Arithmetic processing is represented in a fronto-parietal network of the brain. However, activation within this network undergoes a shift from domain-general cognitive processing in the frontal cortex towards domain-specific magnitude processing in the parietal cortex. This is at least what is known about development from findings in children and young adults. In this registered report, we set out to replicate the fronto-parietal activation shift for arithmetic processing and explore for the first time how neural development of arithmetic continues during aging. This study focuses on the behavioral and neural correlates of arithmetic and arithmetic complexity across the lifespan, i.e., childhood, where arithmetic is first learned, young adulthood, when arithmetic skills are already established, and old age, when there is lifelong arithmetic experience. Therefore, brain activation during mental arithmetic will be measured in children, young adults, and the elderly using functional near-infrared spectroscopy (fNIRS). Arithmetic complexity will be manipulated by the carry and borrow operations in two-digit addition and subtraction.
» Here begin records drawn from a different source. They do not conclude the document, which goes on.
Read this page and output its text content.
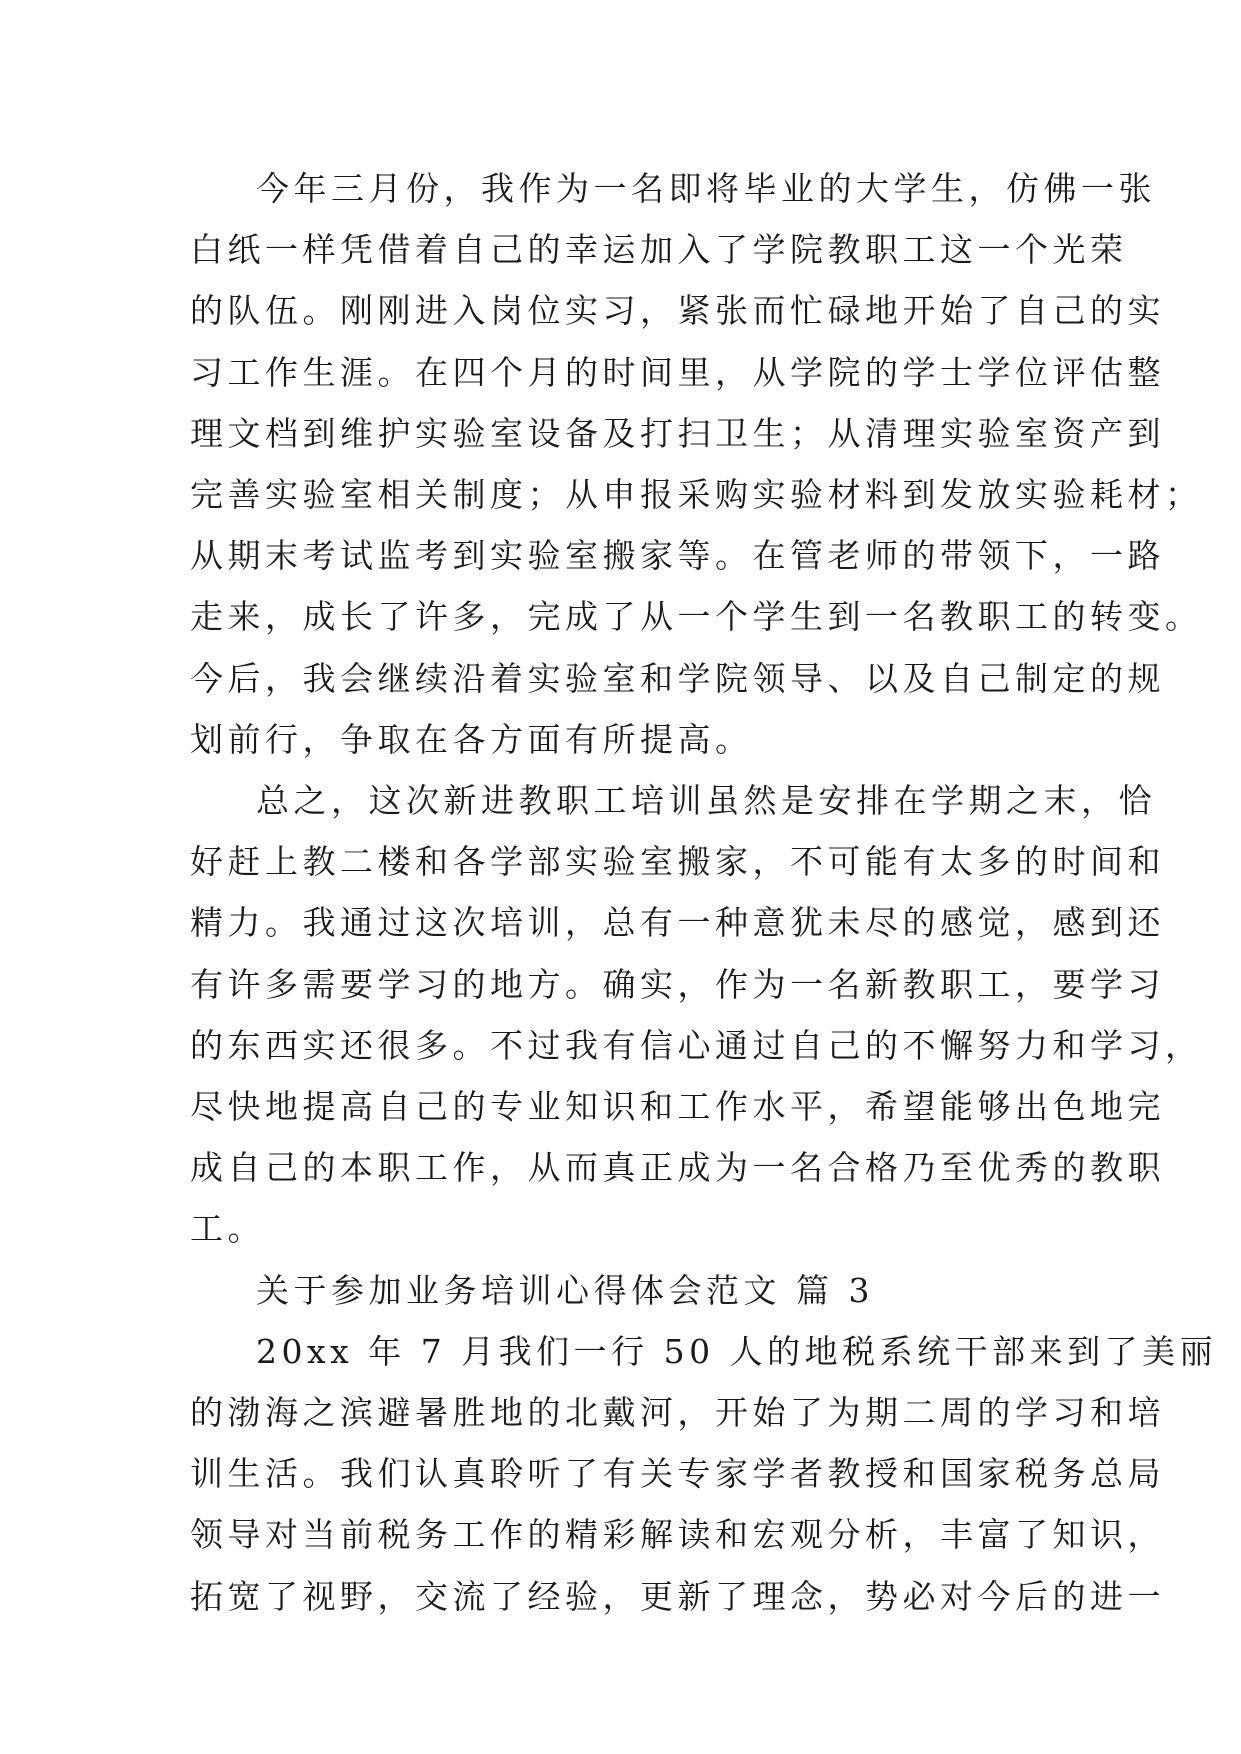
今年三月份，我作为一名即将毕业的大学生，仿佛一张
白纸一样凭借着自己的幸运加入了学院教职工这一个光荣
的队伍。刚刚进入岗位实习，紧张而忙碌地开始了自己的实
习工作生涯。在四个月的时间里，从学院的学士学位评估整
理文档到维护实验室设备及打扫卫生；从清理实验室资产到
完善实验室相关制度；从申报采购实验材料到发放实验耗材；
从期末考试监考到实验室搬家等。在管老师的带领下，一路
走来，成长了许多，完成了从一个学生到一名教职工的转变。
今后，我会继续沿着实验室和学院领导、以及自己制定的规
划前行，争取在各方面有所提高。
总之，这次新进教职工培训虽然是安排在学期之末，恰
好赶上教二楼和各学部实验室搬家，不可能有太多的时间和
精力。我通过这次培训，总有一种意犹未尽的感觉，感到还
有许多需要学习的地方。确实，作为一名新教职工，要学习
的东西实还很多。不过我有信心通过自己的不懈努力和学习，
尽快地提高自己的专业知识和工作水平，希望能够出色地完
成自己的本职工作，从而真正成为一名合格乃至优秀的教职
工。
关于参加业务培训心得体会范文 篇 3
20xx 年 7 月我们一行 50 人的地税系统干部来到了美丽
的渤海之滨避暑胜地的北戴河，开始了为期二周的学习和培
训生活。我们认真聆听了有关专家学者教授和国家税务总局
领导对当前税务工作的精彩解读和宏观分析，丰富了知识，
拓宽了视野，交流了经验，更新了理念，势必对今后的进一
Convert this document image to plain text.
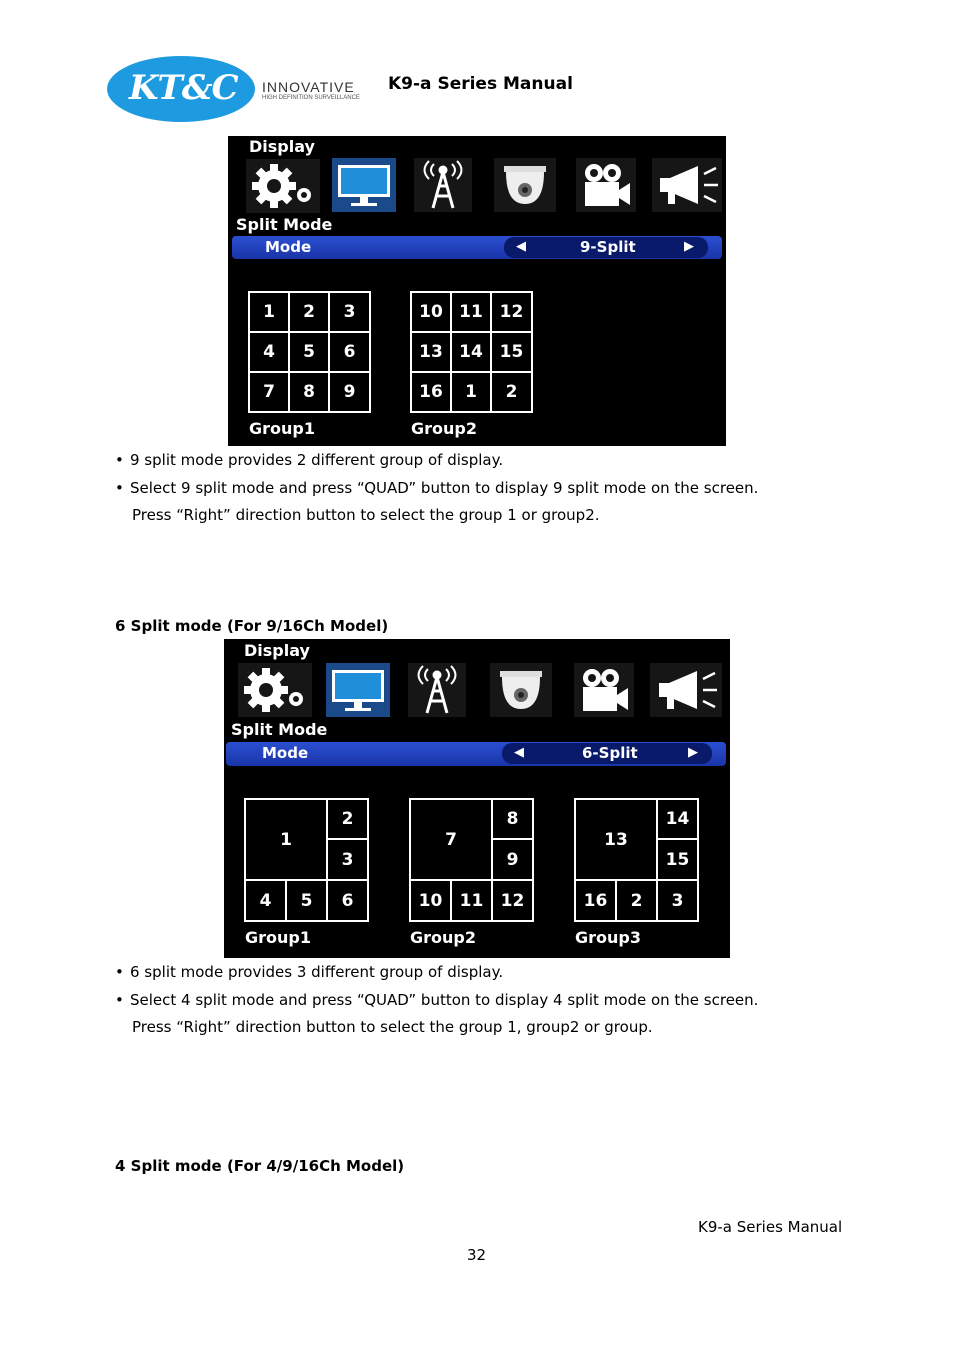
KT&C INNOVATIVE
HIGH DEFINITION SURVEILLANCE
K9-a Series Manual
Display
Split Mode
Mode	◀	9-Split	▶
1	2	3
4	5	6
7	8	9
Group1
10 11 12
13 14 15
16	1	2
Group2
• 9 split mode provides 2 different group of display.
• Select 9 split mode and press “QUAD” button to display 9 split mode on the screen.
Press “Right” direction button to select the group 1 or group2.
6 Split mode (For 9/16Ch Model)
Display
Split Mode
Mode	◀	6-Split	▶
1
2
3
4	5	6
Group1
7
8
9
10	11	12
Group2
13
14
15
16	2	3
Group3
• 6 split mode provides 3 different group of display.
• Select 4 split mode and press “QUAD” button to display 4 split mode on the screen.
Press “Right” direction button to select the group 1, group2 or group.
4 Split mode (For 4/9/16Ch Model)
K9-a Series Manual
32
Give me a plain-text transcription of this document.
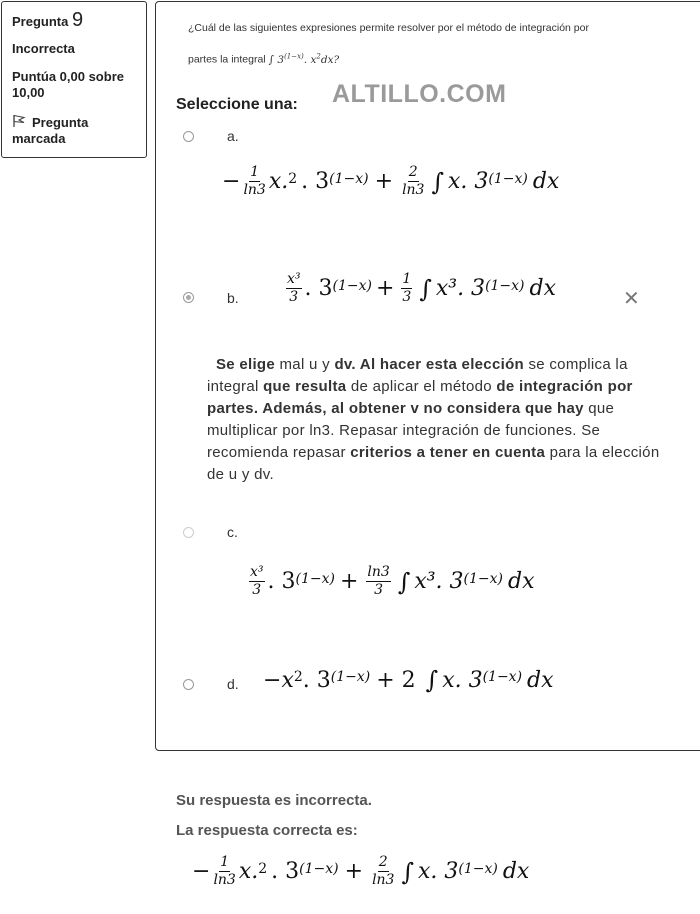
Pregunta 9
Incorrecta
Puntúa 0,00 sobre 10,00
Pregunta marcada
¿Cuál de las siguientes expresiones permite resolver por el método de integración por
partes la integral ∫ $3^{(1-x)}$. $x^2dx$?
ALTILLO.COM
Seleccione una:
a.
− $\frac{1}{\ln 3} x.^2$ . 3 $^{(1-x)} + \frac{2}{\ln 3}$ ∫ x. 3 $^{(1-x)}$ dx
b.	$\frac{\text{x³}}{3}$ . 3 $^{(1-x)} + \frac{1}{3}$ ∫ x³. 3 $^{(1-x)}$ dx	✕
Se elige mal u y dv. Al hacer esta elección se complica la integral que resulta de aplicar el método de integración por partes. Además, al obtener v no considera que hay que multiplicar por ln3. Repasar integración de funciones. Se recomienda repasar criterios a tener en cuenta para la elección de u y dv.
c.
$\frac{\text{x³}}{3}$ . 3 $^{(1-x)} + \frac{\ln 3}{3}$ ∫ x³. 3 $^{(1-x)}$ dx
d. − $x^2$ . 3 $^{(1-x)}$ + 2 ∫ x. 3 $^{(1-x)}$ dx
Su respuesta es incorrecta.
La respuesta correcta es:
− $\frac{1}{\ln 3} x.^2$ . 3 $^{(1-x)} + \frac{2}{\ln 3}$ ∫ x. 3 $^{(1-x)}$ dx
The findings of this study will inform educational practice, since the carry and borrow operations are considered as obstacles in math achievement, and serve as a basis for developing interventions in the elderly, since arithmetic skills are important for an independent daily life.

Highlights

  • Arithmetic skills are acquired in school and are later important for everyday life

  • The only study on the neural correlates of the carry and borrow effects that was not conducted in young adults found the left angular gyrus (AG) to be reversely related to the carry effect in adolescents, reflecting the role of arithmetic fact retrieval for decomposed addition [8]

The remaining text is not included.